Although some had received phone calls from their injured children before leaving Belgium, the agonising wait for news continued for other parents into Wednesday evening.
Tragic scenes were played out at the two Belgian schools throughout the day. Schoolmates and family members comforted each other while waiting for news.
Family and friends had been getting updates throughout the week from the holidaying children in Switzerland through a blog which described their happy experiences in St Luc.
A crisis centre has been set up and an emergency number provided for families. In Valais the victims’ helpline is +41 848 112 117.
Two other buses, carrying students from schools in the Belgian towns of Beersel and Haasrode, arrived safely back in Belgium on Tuesday, apparently without having seen the accident.
“Traumatised”
Dr Jean-Pierre Deslarzes, medical director of the cantonal rescue service OCVS, said rescuers were traumatised because so many of the victims were children.
More than 200 people were involved in the rescue operation at the accident scene, including 15 doctors, 30 police officers and 60 fire officers. It took more than eight hours.
Witnesses who stopped to help as well as those who drove by were also deeply shocked by the desperate situation in the tunnel and their inability to assist the trapped children, they told Swiss television.
Tuesday’s Tunnel de Geronde crash is one of the worst accidents in Switzerland in 30 years. The previous worst accident in a Swiss highway tunnel happened in 2001, when two trucks collided in the Gotthard tunnel, killing 11 people.
Tuesday night’s coach accident is one of the worst in Switzerland in the last 30 years after an accident in Pfäffikon near Zurich in 1982 which claimed 39 victims.
In the past few years:
June 2010: a Canadian couple died in Reckingen, Valais. 28 others were injured, four seriously.

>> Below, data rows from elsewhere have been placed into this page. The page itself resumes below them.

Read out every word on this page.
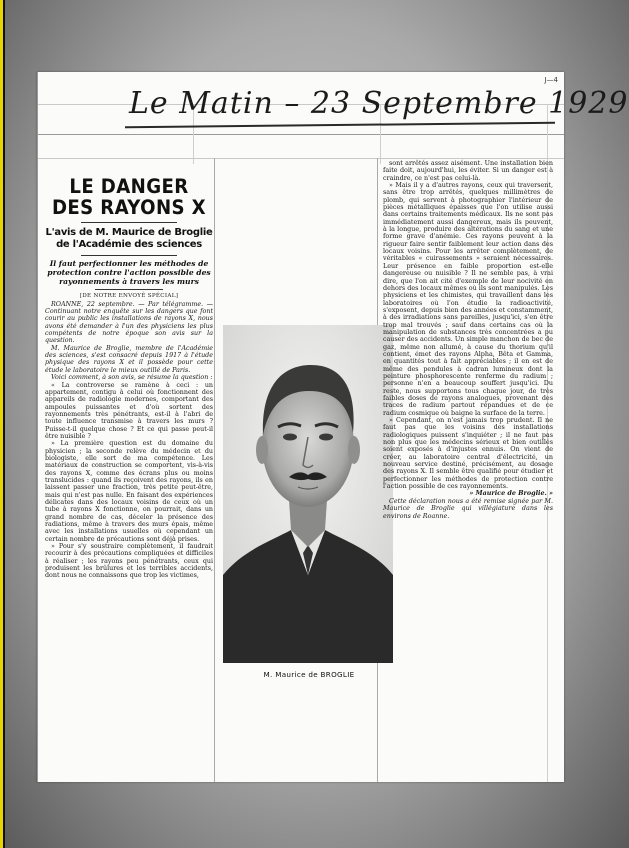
J—4
Le Matin – 23 Septembre 1929
LE DANGER
DES RAYONS X
L'avis de M. Maurice de Broglie de l'Académie des sciences
Il faut perfectionner les méthodes de protection contre l'action possible des rayonnements à travers les murs

[DE NOTRE ENVOYÉ SPÉCIAL]

ROANNE, 22 septembre. — Par télégramme. — Continuant notre enquête sur les dangers que font courir au public les installations de rayons X, nous avons été demander à l'un des physiciens les plus compétents de notre époque son avis sur la question.

M. Maurice de Broglie, membre de l'Académie des sciences, s'est consacré depuis 1917 à l'étude physique des rayons X et il possède pour cette étude le laboratoire le mieux outillé de Paris.

Voici comment, à son avis, se résume la question :

« La controverse se ramène à ceci : un appartement, contigu à celui où fonctionnent des appareils de radiologie modernes, comportant des ampoules puissantes et d'où sortent des rayonnements très pénétrants, est-il à l'abri de toute influence transmise à travers les murs ? Puisse-t-il quelque chose ? Et ce qui passe peut-il être nuisible ?

» La première question est du domaine du physicien ; la seconde relève du médecin et du biologiste, elle sort de ma compétence. Les matériaux de construction se comportent, vis-à-vis des rayons X, comme des écrans plus ou moins translucides : quand ils reçoivent des rayons, ils en laissent passer une fraction, très petite peut-être, mais qui n'est pas nulle. En faisant des expériences délicates dans des locaux voisins de ceux où un tube à rayons X fonctionne, on pourrait, dans un grand nombre de cas, déceler la présence des radiations, même à travers des murs épais, même avec les installations usuelles où cependant un certain nombre de précautions sont déjà prises.

» Pour s'y soustraire complètement, il faudrait recourir à des précautions compliquées et difficiles à réaliser ; les rayons peu pénétrants, ceux qui produisent les brûlures et les terribles accidents, dont nous ne connaissons que trop les victimes,

M. Maurice de BROGLIE

sont arrêtés assez aisément. Une installation bien faite doit, aujourd'hui, les éviter. Si un danger est à craindre, ce n'est pas celui-là.

» Mais il y a d'autres rayons, ceux qui traversent, sans être trop arrêtés, quelques millimètres de plomb, qui servent à photographier l'intérieur de pièces métalliques épaisses que l'on utilise aussi dans certains traitements médicaux. Ils ne sont pas immédiatement aussi dangereux, mais ils peuvent, à la longue, produire des altérations du sang et une forme grave d'anémie. Ces rayons peuvent à la rigueur faire sentir faiblement leur action dans des locaux voisins. Pour les arrêter complètement, de véritables « cuirassements » seraient nécessaires. Leur présence en faible proportion est-elle dangereuse ou nuisible ? Il ne semble pas, à vrai dire, que l'on ait cité d'exemple de leur nocivité en dehors des locaux mêmes où ils sont manipulés. Les physiciens et les chimistes, qui travaillent dans les laboratoires où l'on étudie la radioactivité, s'exposent, depuis bien des années et constamment, à des irradiations sans pareilles, jusqu'ici, s'en être trop mal trouvés ; sauf dans certains cas où la manipulation de substances très concentrées a pu causer des accidents. Un simple manchon de bec de gaz, même non allumé, à cause du thorium qu'il contient, émet des rayons Alpha, Bêta et Gamma, en quantités tout à fait appréciables ; il en est de même des pendules à cadran lumineux dont la peinture phosphorescente renferme du radium ; personne n'en a beaucoup souffert jusqu'ici. Du reste, nous supportons tous chaque jour, de très faibles doses de rayons analogues, provenant des traces de radium partout répandues et de ce radium cosmique où baigne la surface de la terre.

» Cependant, on n'est jamais trop prudent. Il ne faut pas que les voisins des installations radiologiques puissent s'inquiéter ; il ne faut pas non plus que les médecins sérieux et bien outillés soient exposés à d'injustes ennuis. On vient de créer, au laboratoire central d'électricité, un nouveau service destiné, précisément, au dosage des rayons X. Il semble être qualifié pour étudier et perfectionner les méthodes de protection contre l'action possible de ces rayonnements.

» Maurice de Broglie. »

Cette déclaration nous a été remise signée par M. Maurice de Broglie qui villégiature dans les environs de Roanne.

October 2008: an accident on the Italian side of the great St Bernard Pass involving a coach full of Neuchâtel Juventus football fans resulted in two deaths and 26 injuries.
September 2006: Nine people died in a blaze in the Viamala tunnel in canton Graubünden after a bus carrying a local ice hockey team was in collision with a car.
April 2005: 13 people died in an accident on the Great St Bernard Pass near Orsières when a coach crashed off the road into a ravine.
Another grave accident occurred in 2001 in the Gotthard tunnel, after a truck caught fire after losing control. Eleven people died, mainly as a result of smoke inhalation.